Flying Fish Thai Crab Cakes with Lemongrass Mayonnaise
Published: 07/06/2010 by Flying Fish
Serves 8
Crab Cakes:
3 cups Dungeness crab meat
3 cups (equal volume) of panko (Japanese style bread crumbs)
1 ½ cups (approx.) lemongrass mayonnaise (recipe below)
½ small bunch of mint
½ small bunch of scallions
½ small bunch cilantro
½ small bunch of basil
1 t. salt and pepper
Method:
Squeeze the excess liquid from crabmeat. Chop herbs finely and mix ingredients well. Let rest for 15 minutes. Form into 4oz. cakes. Coat each cake lightly with panko. Cook on a medium griddle with oil until golden brown on each side, hold in a warm oven until ready to serve.
Lemongrass Oil:
This can be made days in advance.
2 oz. lemongrass
2 oz. ginger
2 cup Canola oil
Method:
Chop lemongrass and ginger, then cover with oil and bring to a simmer.

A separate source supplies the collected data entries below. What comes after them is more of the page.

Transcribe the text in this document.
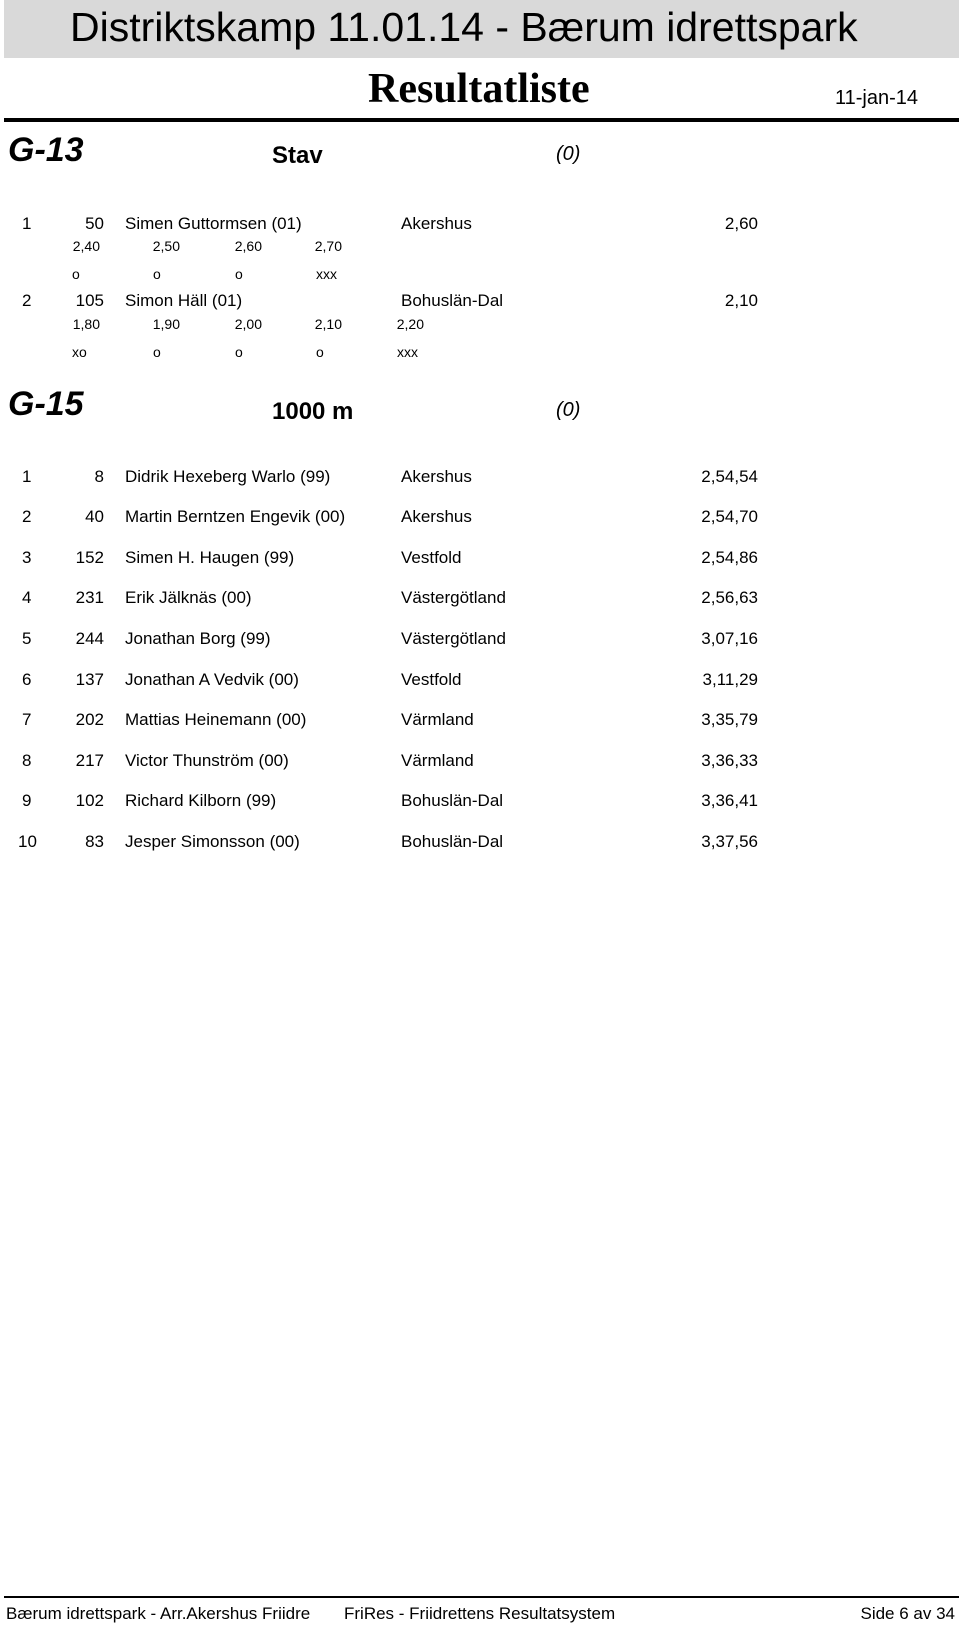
Distriktskamp 11.01.14 - Bærum idrettspark
Resultatliste	11-jan-14
G-13	Stav	(0)
1	50 Simen Guttormsen (01)	Akershus	2,60
2,40	2,50	2,60	2,70
o	o	o	xxx
2	105 Simon Häll (01)	Bohuslän-Dal	2,10
1,80	1,90	2,00	2,10	2,20
xo	o	o	o	xxx
G-15	1000 m	(0)
1	8 Didrik Hexeberg Warlo (99)	Akershus	2,54,54
2	40 Martin Berntzen Engevik (00)	Akershus	2,54,70
3	152 Simen H. Haugen (99)	Vestfold	2,54,86
4	231 Erik Jälknäs (00)	Västergötland	2,56,63
5	244 Jonathan Borg (99)	Västergötland	3,07,16
6	137 Jonathan A Vedvik (00)	Vestfold	3,11,29
7	202 Mattias Heinemann (00)	Värmland	3,35,79
8	217 Victor Thunström (00)	Värmland	3,36,33
9	102 Richard Kilborn (99)	Bohuslän-Dal	3,36,41
10	83 Jesper Simonsson (00)	Bohuslän-Dal	3,37,56
Bærum idrettspark - Arr.Akershus Friidre FriRes - Friidrettens Resultatsystem	Side 6 av 34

Remove from heat and let steep overnight. Strain through a fine sieve, cheese cloth or coffee filter. Store at room temperature or chilled.
Lemongrass Mayonnaise:
2 eggs
½ oz. fish sauce
½ oz. soy sauce
1 oz. rice vinegar
1 ½ oz. Mirin
2 cups lemongrass oil
Method:
Work egg yolk, fish sauce, soy sauce, vinegar and Mirin in robot coup or Cuisinart until frothy (3 minutes). Add lemongrass oil in a steady stream, scraping down until thick mayonnaise forms.